Two things I tend to avoid in networking are politics and religion (specifically Judaism, Christianity, or Islam; there is less of a risk in discussing Hinduism or Zen). These two topics can create very heated discussions, and nothing breaks down a burgeoning relationship faster than political or religious tension. There have been plenty of wars started over these issues (think WWII's politics, or the Balkan religious conflict), but I've yet to see a war over whether Meryl Streep is the greatest living actress or not, or whether solar or wind power will be the next big energy industry. Also, avoid talking about your personal health. No one wants to hear about your cough, catarrh, or canker sores.

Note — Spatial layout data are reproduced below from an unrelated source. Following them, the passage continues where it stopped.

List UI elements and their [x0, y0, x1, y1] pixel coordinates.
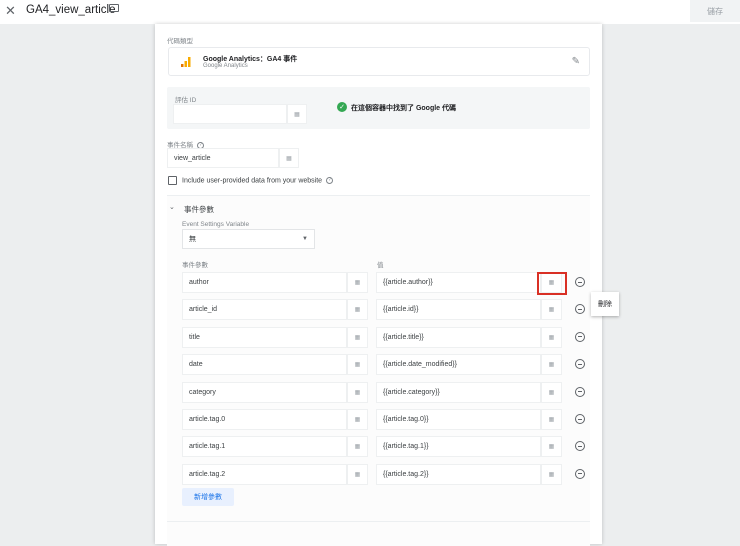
- edit-pencil-icon[interactable]: ✎: [572, 56, 580, 67]
- measurement-id-input[interactable]: [173, 104, 287, 124]
- divider: [167, 521, 590, 522]
- section-title[interactable]: 事件參數: [184, 204, 214, 215]
- value-column-label: 值: [377, 262, 384, 269]
- param-name-input[interactable]: category: [182, 381, 347, 403]
- param-value-input[interactable]: {{article.tag.1}}: [376, 436, 541, 458]
- param-value-input[interactable]: {{article.tag.0}}: [376, 409, 541, 430]
- param-value-input[interactable]: {{article.author}}: [376, 272, 541, 293]
- param-column-label: 事件參數: [182, 262, 208, 269]
- top-bar: ✕ GA4_view_article 儲存: [0, 0, 740, 24]
- event-name-input[interactable]: view_article: [167, 148, 279, 168]
- highlight-box: [537, 272, 567, 295]
- variable-picker-icon[interactable]: ▦: [541, 463, 562, 485]
- variable-picker-icon[interactable]: ▦: [287, 104, 307, 124]
- measurement-status: 在這個容器中找到了 Google 代碼: [351, 105, 456, 112]
- param-name-input[interactable]: article.tag.2: [182, 463, 347, 485]
- param-name-input[interactable]: article_id: [182, 299, 347, 321]
- folder-icon[interactable]: [109, 4, 119, 12]
- variable-picker-icon[interactable]: ▦: [347, 381, 368, 403]
- check-icon: ✓: [337, 102, 347, 112]
- measurement-id-section: 評估 ID ▦ ✓ 在這個容器中找到了 Google 代碼: [167, 87, 590, 129]
- remove-row-icon[interactable]: [575, 468, 585, 479]
- tag-config-panel: 代碼類型 Google Analytics：GA4 事件 Google Anal…: [155, 24, 602, 546]
- tag-title[interactable]: GA4_view_article: [26, 4, 115, 16]
- variable-picker-icon[interactable]: ▦: [541, 326, 562, 348]
- remove-row-icon[interactable]: [575, 277, 585, 287]
- param-name-input[interactable]: date: [182, 354, 347, 376]
- settings-var-select[interactable]: 無 ▼: [182, 229, 315, 249]
- param-name-input[interactable]: article.tag.1: [182, 436, 347, 458]
- param-name-input[interactable]: article.tag.0: [182, 409, 347, 430]
- variable-picker-icon[interactable]: ▦: [347, 409, 368, 430]
- analytics-icon: [181, 57, 191, 67]
- tag-type-label: 代碼類型: [167, 38, 193, 45]
- include-user-data-checkbox[interactable]: [168, 176, 177, 185]
- close-icon[interactable]: ✕: [5, 3, 16, 19]
- settings-var-label: Event Settings Variable: [182, 221, 250, 228]
- variable-picker-icon[interactable]: ▦: [347, 463, 368, 485]
- include-user-data-label: Include user-provided data from your web…: [182, 177, 334, 185]
- variable-picker-icon[interactable]: ▦: [347, 299, 368, 321]
- remove-row-icon[interactable]: [575, 414, 585, 424]
- param-value-input[interactable]: {{article.date_modified}}: [376, 354, 541, 376]
- param-value-input[interactable]: {{article.category}}: [376, 381, 541, 403]
- variable-picker-icon[interactable]: ▦: [347, 326, 368, 348]
- remove-row-icon[interactable]: [575, 386, 585, 397]
- delete-tooltip: 刪除: [591, 292, 619, 316]
- variable-picker-icon[interactable]: ▦: [347, 436, 368, 458]
- remove-row-icon[interactable]: [575, 331, 585, 342]
- param-value-input[interactable]: {{article.id}}: [376, 299, 541, 321]
- tag-type-card[interactable]: Google Analytics：GA4 事件 Google Analytics…: [168, 47, 590, 76]
- variable-picker-icon[interactable]: ▦: [347, 272, 368, 293]
- save-button[interactable]: 儲存: [690, 0, 740, 22]
- variable-picker-icon[interactable]: ▦: [541, 436, 562, 458]
- help-icon[interactable]: ?: [326, 177, 334, 184]
- variable-picker-icon[interactable]: ▦: [347, 354, 368, 376]
- dropdown-arrow-icon: ▼: [302, 236, 308, 242]
- variable-picker-icon[interactable]: ▦: [279, 148, 299, 168]
- chevron-down-icon[interactable]: ⌄: [169, 203, 175, 211]
- param-value-input[interactable]: {{article.title}}: [376, 326, 541, 348]
- param-name-input[interactable]: title: [182, 326, 347, 348]
- measurement-id-label: 評估 ID: [175, 97, 197, 104]
- variable-picker-icon[interactable]: ▦: [541, 299, 562, 321]
- include-user-data-text: Include user-provided data from your web…: [182, 177, 323, 185]
- add-param-button[interactable]: 新增參數: [182, 488, 234, 506]
- param-name-input[interactable]: author: [182, 272, 347, 293]
- tag-type-sub: Google Analytics: [203, 63, 248, 69]
- param-value-input[interactable]: {{article.tag.2}}: [376, 463, 541, 485]
- settings-var-value: 無: [189, 236, 196, 243]
- variable-picker-icon[interactable]: ▦: [541, 409, 562, 430]
- variable-picker-icon[interactable]: ▦: [541, 381, 562, 403]
- variable-picker-icon[interactable]: ▦: [541, 354, 562, 376]
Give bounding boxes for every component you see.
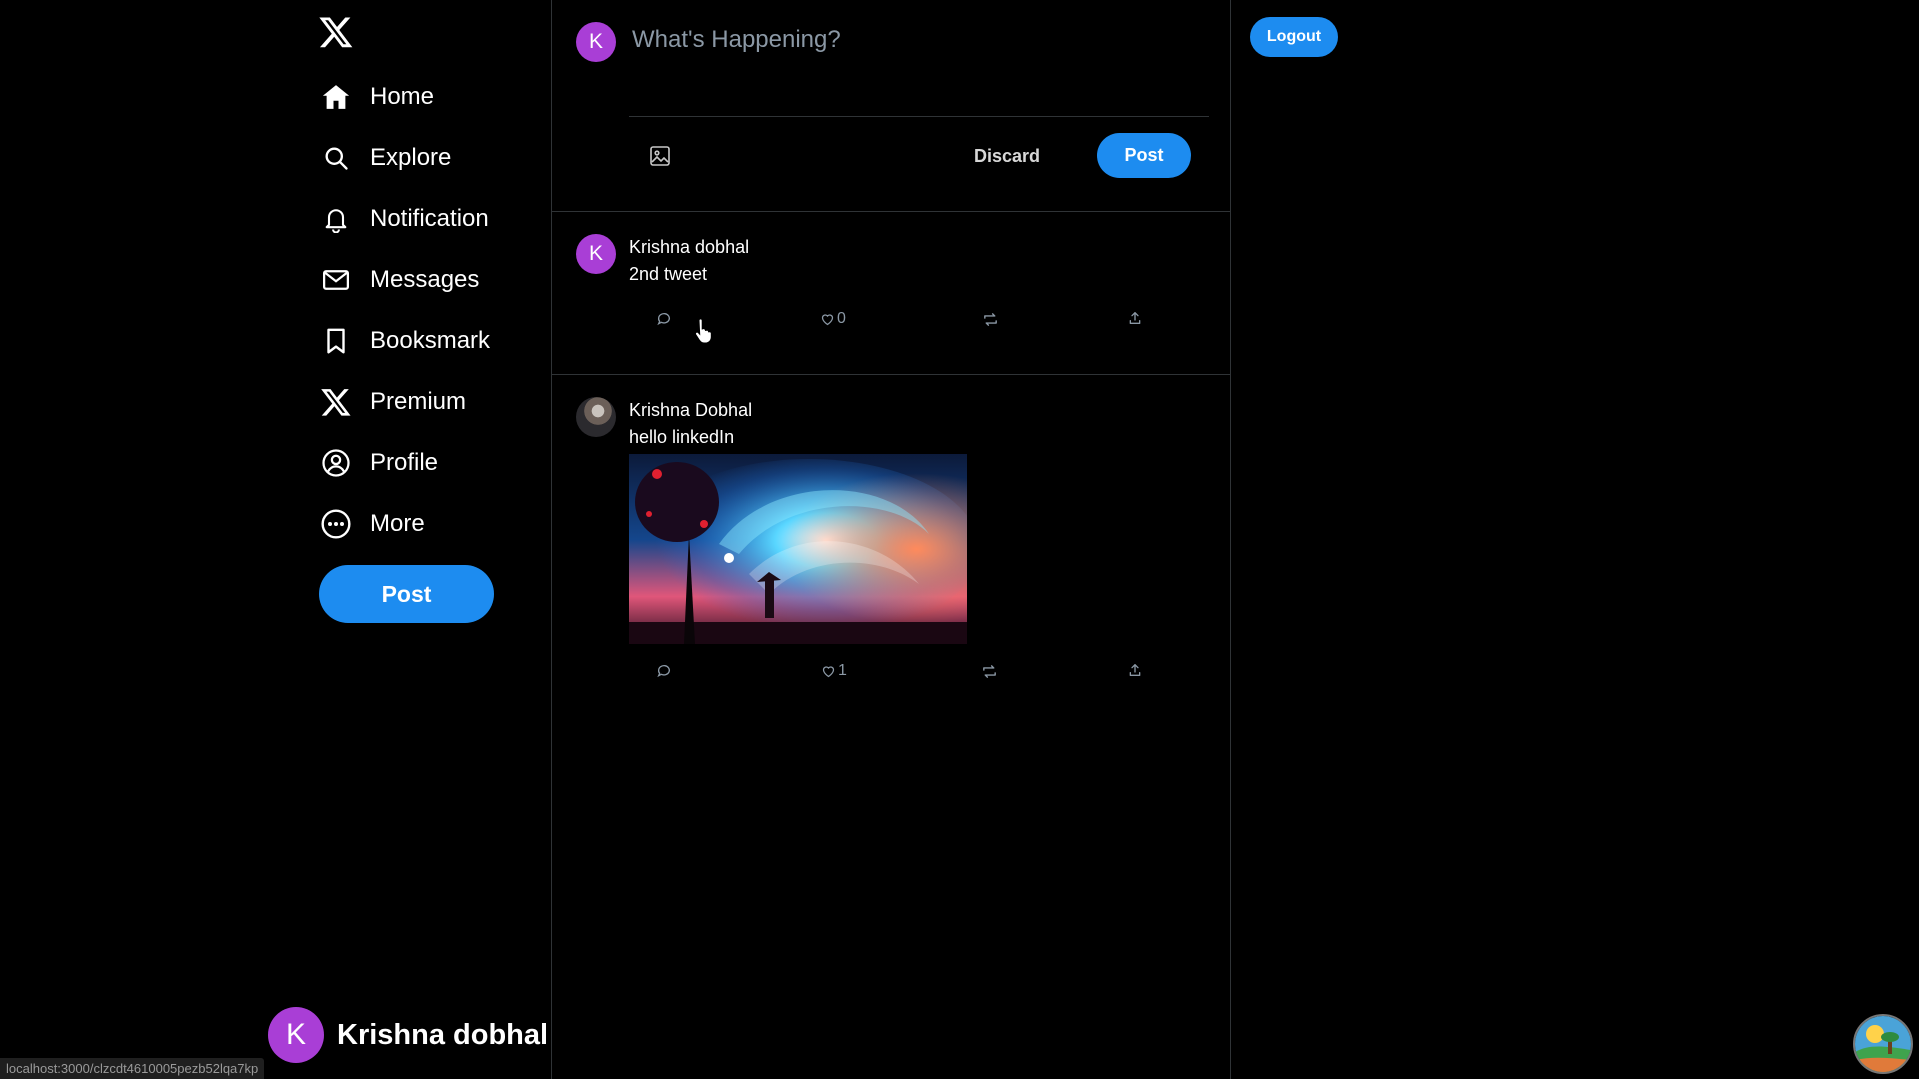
nav-item-more[interactable]: More [318,493,490,554]
home-icon [318,79,354,115]
nav-label-more: More [370,509,425,537]
nav-label-bookmarks: Booksmark [370,326,491,354]
tweet-composer: K Discard Post [552,0,1230,212]
like-count: 1 [838,662,847,679]
like-button[interactable]: 1 [819,662,847,680]
bookmark-icon [318,323,354,359]
nav-label-messages: Messages [370,265,480,293]
more-icon [318,506,354,542]
composer-avatar: K [576,22,616,62]
avatar: K [268,1007,324,1063]
nav-label-premium: Premium [370,387,467,415]
retweet-icon [981,663,998,680]
corner-avatar[interactable] [1853,1014,1913,1074]
bell-icon [318,201,354,237]
tweet-text: 2nd tweet [629,264,708,284]
share-button[interactable] [1125,662,1143,678]
retweet-button[interactable] [980,311,999,328]
tweet-author[interactable]: Krishna dobhal [629,237,749,258]
mail-icon [318,262,354,298]
nav-label-notification: Notification [370,204,489,232]
browser-status-url: localhost:3000/clzcdt4610005pezb52lqa7kp [0,1058,265,1079]
reply-icon [656,311,672,327]
tweet-item[interactable]: Krishna Dobhal hello linkedIn 1 [552,375,1230,705]
account-switcher[interactable]: K Krishna dobhal [268,1007,548,1063]
tweet-actions [552,212,1230,234]
nav-item-profile[interactable]: Profile [318,432,490,493]
tweet-text: hello linkedIn [629,427,735,447]
tweet-avatar [576,397,616,437]
main-feed: K Discard Post K Krishna dobhal 2nd twee… [552,0,1231,1079]
nav-item-notification[interactable]: Notification [318,188,490,249]
share-icon [1127,662,1143,678]
nav-item-premium[interactable]: Premium [318,371,490,432]
logout-button[interactable]: Logout [1250,17,1338,57]
nav-item-messages[interactable]: Messages [318,249,490,310]
nav-item-home[interactable]: Home [318,66,490,127]
composer-divider [629,116,1209,117]
main-nav: Home Explore Notification Messages Books… [318,66,490,554]
reply-icon [656,663,672,679]
retweet-icon [982,311,999,328]
account-name: Krishna dobhal [337,1018,549,1051]
nav-item-explore[interactable]: Explore [318,127,490,188]
left-sidebar: Home Explore Notification Messages Books… [0,0,552,1079]
tweet-avatar: K [576,234,616,274]
nav-label-profile: Profile [370,448,439,476]
heart-icon [821,664,836,679]
sidebar-post-button[interactable]: Post [319,565,494,623]
like-button[interactable]: 0 [818,310,846,328]
nav-label-home: Home [370,82,435,110]
x-logo-icon[interactable] [318,14,354,50]
share-icon [1127,310,1143,326]
search-icon [318,140,354,176]
retweet-button[interactable] [979,663,998,680]
heart-icon [820,312,835,327]
tweet-author[interactable]: Krishna Dobhal [629,400,752,421]
like-count: 0 [837,310,846,327]
tweet-image[interactable] [629,454,967,644]
nav-label-explore: Explore [370,143,452,171]
reply-button[interactable] [654,663,672,679]
compose-input[interactable] [630,22,1174,58]
profile-icon [318,445,354,481]
discard-button[interactable]: Discard [962,138,1052,174]
app-root: Home Explore Notification Messages Books… [0,0,1919,1079]
reply-button[interactable] [654,311,672,327]
x-icon [318,384,354,420]
compose-post-button[interactable]: Post [1097,133,1191,178]
image-upload-icon[interactable] [648,144,672,168]
share-button[interactable] [1125,310,1143,326]
tweet-item[interactable]: K Krishna dobhal 2nd tweet 0 [552,212,1230,375]
hand-cursor-icon [693,318,713,344]
nav-item-bookmarks[interactable]: Booksmark [318,310,490,371]
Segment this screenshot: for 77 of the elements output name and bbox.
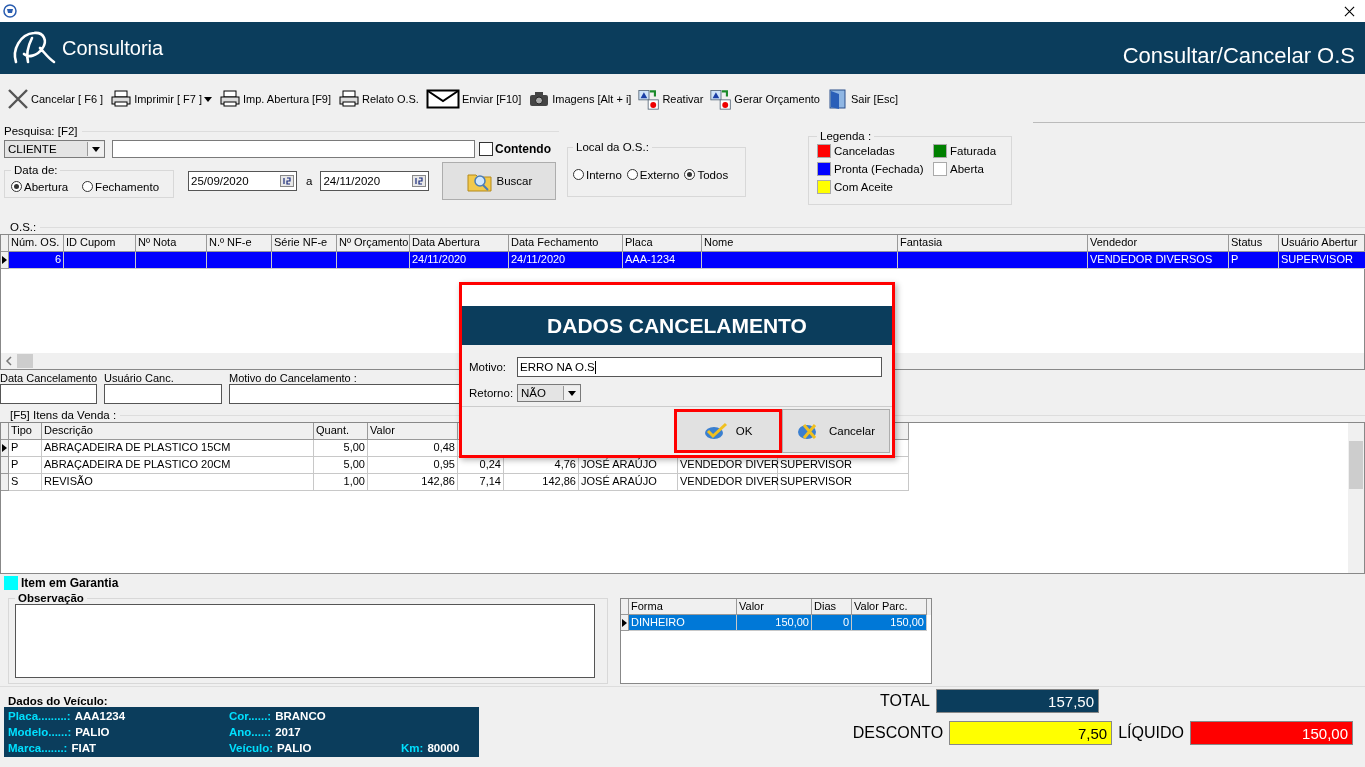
- field-label: Motivo:: [469, 361, 508, 373]
- table-cell: P: [9, 440, 42, 457]
- field-label: Modelo......:: [8, 726, 72, 738]
- total-value: 7,50: [949, 721, 1113, 745]
- table-cell: SUPERVISOR: [1279, 252, 1365, 269]
- field-label: Motivo do Cancelamento :: [229, 372, 358, 384]
- section-label: Pesquisa: [F2]: [4, 125, 78, 137]
- total-label: DESCONTO: [852, 724, 944, 742]
- group-label: Observação: [17, 592, 85, 604]
- table-cell: ABRAÇADEIRA DE PLASTICO 15CM: [42, 440, 314, 457]
- legend-label: Aberta: [950, 163, 984, 175]
- group-label: Legenda :: [819, 130, 873, 142]
- screen-title: Consultar/Cancelar O.S: [1122, 43, 1355, 69]
- section-label: Dados do Veículo:: [8, 695, 109, 707]
- field-value: PALIO: [277, 742, 312, 754]
- legend-label: Item em Garantia: [21, 576, 119, 590]
- dialog-title: DADOS CANCELAMENTO: [547, 313, 807, 338]
- field-label: Retorno:: [469, 387, 515, 399]
- table-cell: REVISÃO: [42, 474, 314, 491]
- field-value: FIAT: [71, 742, 97, 754]
- radio-label: Fechamento: [95, 180, 160, 193]
- legend-label: Faturada: [950, 145, 997, 157]
- table-cell: 142,86: [504, 474, 579, 491]
- field-value: PALIO: [75, 726, 110, 738]
- total-label: TOTAL: [879, 692, 930, 710]
- field-label: Usuário Canc.: [104, 372, 175, 384]
- field-label: Cor......:: [229, 710, 272, 722]
- table-cell: 24/11/2020: [410, 252, 509, 269]
- table-cell: VENDEDOR DIVER: [678, 474, 778, 491]
- table-cell: 0,48: [368, 440, 458, 457]
- field-label: Marca.......:: [8, 742, 68, 754]
- radio-label: Externo: [639, 168, 680, 181]
- logo-text: Consultoria: [62, 36, 164, 60]
- table-cell: 5,00: [314, 457, 368, 474]
- table-cell: 7,14: [458, 474, 504, 491]
- date-separator: a: [306, 175, 313, 187]
- table-cell: 150,00: [852, 615, 927, 631]
- table-cell: 142,86: [368, 474, 458, 491]
- table-cell: VENDEDOR DIVERSOS: [1088, 252, 1229, 269]
- legend-label: Com Aceite: [834, 181, 893, 193]
- table-cell: 150,00: [737, 615, 812, 631]
- total-label: LÍQUIDO: [1118, 724, 1184, 742]
- table-cell: S: [9, 474, 42, 491]
- field-label: Ano.....:: [229, 726, 272, 738]
- radio-label: Interno: [586, 168, 622, 181]
- table-cell: AAA-1234: [623, 252, 702, 269]
- table-cell: 6: [9, 252, 64, 269]
- field-value: 2017: [275, 726, 301, 738]
- field-label: Veículo:: [229, 742, 274, 754]
- legend-label: Pronta (Fechada): [834, 163, 924, 175]
- table-cell: JOSÉ ARAÚJO: [579, 474, 678, 491]
- total-value: 157,50: [936, 689, 1099, 713]
- radio-label: Todos: [697, 168, 729, 181]
- legend-label: Canceladas: [834, 145, 895, 157]
- radio-label: Abertura: [24, 180, 69, 193]
- table-cell: 0,95: [368, 457, 458, 474]
- table-cell: 0: [812, 615, 852, 631]
- table-cell: P: [9, 457, 42, 474]
- total-value: 150,00: [1190, 721, 1353, 745]
- field-value: AAA1234: [74, 710, 126, 722]
- checkbox-label: Contendo: [495, 142, 551, 156]
- table-cell: SUPERVISOR: [778, 474, 909, 491]
- field-value: 80000: [427, 742, 460, 754]
- table-cell: P: [1229, 252, 1279, 269]
- group-label: Data de:: [13, 164, 59, 176]
- field-label: Data Cancelamento: [0, 372, 97, 384]
- table-cell: ABRAÇADEIRA DE PLASTICO 20CM: [42, 457, 314, 474]
- table-cell: DINHEIRO: [629, 615, 737, 631]
- field-value: BRANCO: [275, 710, 326, 722]
- field-label: Placa.........:: [8, 710, 71, 722]
- table-cell: 24/11/2020: [509, 252, 623, 269]
- section-label: O.S.:: [10, 221, 37, 233]
- table-cell: 1,00: [314, 474, 368, 491]
- section-label: [F5] Itens da Venda :: [10, 409, 117, 421]
- group-label: Local da O.S.:: [575, 141, 650, 153]
- field-label: Km:: [401, 742, 424, 754]
- table-cell: 5,00: [314, 440, 368, 457]
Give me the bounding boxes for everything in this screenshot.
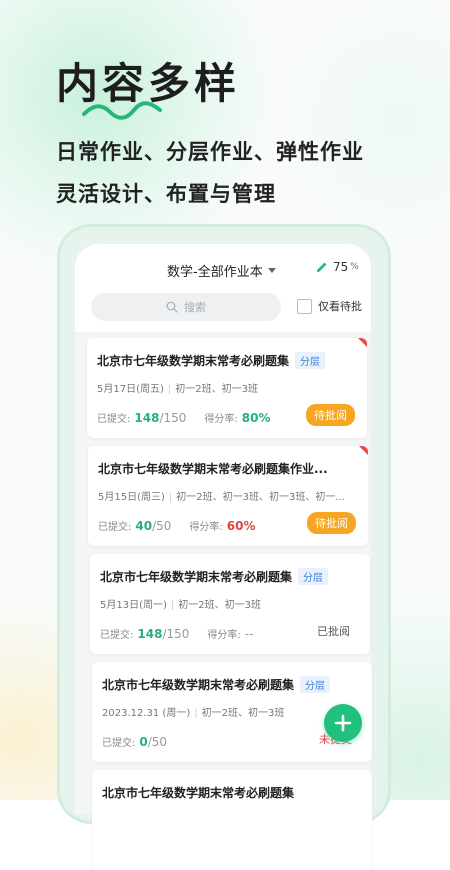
status-badge[interactable]: 待批阅 [306, 404, 355, 426]
checkbox-label: 仅看待批 [318, 300, 362, 313]
search-input[interactable]: 搜索 [91, 293, 281, 321]
add-assignment-button[interactable] [324, 704, 362, 742]
assignment-card[interactable]: 北京市七年级数学期末常考必刷题集 分层 5月17日(周五) | 初一2班、初一3班 已提交… [87, 338, 367, 438]
assignment-classes: 初一2班、初一3班 [178, 600, 261, 611]
plus-icon [334, 714, 352, 732]
promo-line-1: 日常作业、分层作业、弹性作业 [56, 140, 364, 164]
score-label: 得分率: [204, 414, 238, 425]
workbook-selector[interactable]: 数学-全部作业本 [167, 261, 276, 280]
assignment-classes: 初一2班、初一3班 [201, 708, 285, 719]
submitted-total: /150 [159, 411, 187, 425]
assignment-meta: 5月13日(周一) | 初一2班、初一3班 [100, 596, 261, 611]
submitted-count: 148 [134, 411, 160, 425]
app-header: 数学-全部作业本 75 % 搜索 仅看待批 [75, 244, 371, 332]
checkbox-box[interactable] [297, 298, 312, 314]
assignment-title-text: 北京市七年级数学期末常考必刷题集作业... [98, 462, 328, 476]
submitted-label: 已提交: [102, 738, 136, 749]
meta-divider: | [167, 384, 172, 395]
assignment-title: 北京市七年级数学期末常考必刷题集 分层 [102, 676, 331, 693]
workbook-title: 数学-全部作业本 [167, 265, 263, 280]
score-label: 得分率: [189, 522, 223, 533]
score-rate: 80% [241, 411, 271, 425]
score-rate: 60% [226, 519, 256, 533]
assignment-date: 2023.12.31 (周一) [102, 708, 191, 719]
submitted-count: 148 [137, 627, 163, 641]
energy-unit: % [350, 262, 359, 272]
energy-indicator: 75 % [315, 260, 359, 274]
submitted-label: 已提交: [100, 630, 134, 641]
assignment-date: 5月13日(周一) [100, 600, 167, 611]
assignment-stats: 已提交: 148/150 得分率: -- [100, 626, 253, 641]
assignment-stats: 已提交: 0/50 [102, 734, 167, 749]
assignment-meta: 2023.12.31 (周一) | 初一2班、初一3班 [102, 704, 284, 719]
assignment-title: 北京市七年级数学期末常考必刷题集作业... [98, 460, 328, 477]
energy-value: 75 [333, 260, 349, 274]
assignment-classes: 初一2班、初一3班、初一3班、初一... [176, 492, 345, 503]
layer-tag: 分层 [295, 352, 326, 369]
assignment-title-text: 北京市七年级数学期末常考必刷题集 [102, 678, 295, 692]
assignment-title-text: 北京市七年级数学期末常考必刷题集 [100, 570, 293, 584]
caret-down-icon [267, 268, 276, 273]
assignment-title-text: 北京市七年级数学期末常考必刷题集 [97, 354, 290, 368]
score-rate: -- [244, 627, 254, 641]
assignment-meta: 5月15日(周三) | 初一2班、初一3班、初一3班、初一... [98, 488, 345, 503]
assignment-card[interactable]: 北京市七年级数学期末常考必刷题集 [92, 770, 372, 870]
submitted-total: /50 [152, 519, 172, 533]
submitted-total: /150 [162, 627, 190, 641]
status-badge[interactable]: 已批阅 [309, 620, 358, 642]
promo-line-2: 灵活设计、布置与管理 [56, 182, 276, 206]
assignment-stats: 已提交: 148/150 得分率: 80% [97, 410, 271, 425]
assignment-title: 北京市七年级数学期末常考必刷题集 分层 [100, 568, 329, 585]
assignment-stats: 已提交: 40/50 得分率: 60% [98, 518, 256, 533]
assignment-title-text: 北京市七年级数学期末常考必刷题集 [102, 786, 295, 800]
submitted-count: 40 [135, 519, 153, 533]
score-label: 得分率: [207, 630, 241, 641]
status-badge[interactable]: 待批阅 [307, 512, 356, 534]
layer-tag: 分层 [298, 568, 329, 585]
assignment-date: 5月17日(周五) [97, 384, 164, 395]
layer-tag: 分层 [300, 676, 331, 693]
assignment-card[interactable]: 北京市七年级数学期末常考必刷题集作业... 5月15日(周三) | 初一2班、初一3班… [88, 446, 368, 546]
pending-only-checkbox[interactable]: 仅看待批 [297, 298, 362, 314]
submitted-label: 已提交: [98, 522, 132, 533]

Before you go to your next networking event, consider your conversational repertoire. If your event is an industry conference, have you read the work of the presenters? Do you know the latest trends? If there's a social event, consider clicking through Google News or CNN for a round-up of the day's headlines, or skimming Wikipedia for summaries of the latest bestseller books. Other sources for good conversational fodder are shows like Oprah, Today, or anything on PBS. Make sure you have some light and fluffy material (the latest hit video on YouTube) and something more serious in stock (are speculators really to blame for the increase in oil prices?).

The worst thing you can do is be the person who talks about one thing and bores those he is talking to. If you feel like you may be dominating the conversation, step back and ask, "What do you think?" of the person next to you. Smile and act graciously; don't overdo anything. With a good library of topics, you won't be left speechless when the group begins discussing the layoffs on Wall Street over the subprime lending debacle, or has Angelina Jolie actually given birth yet.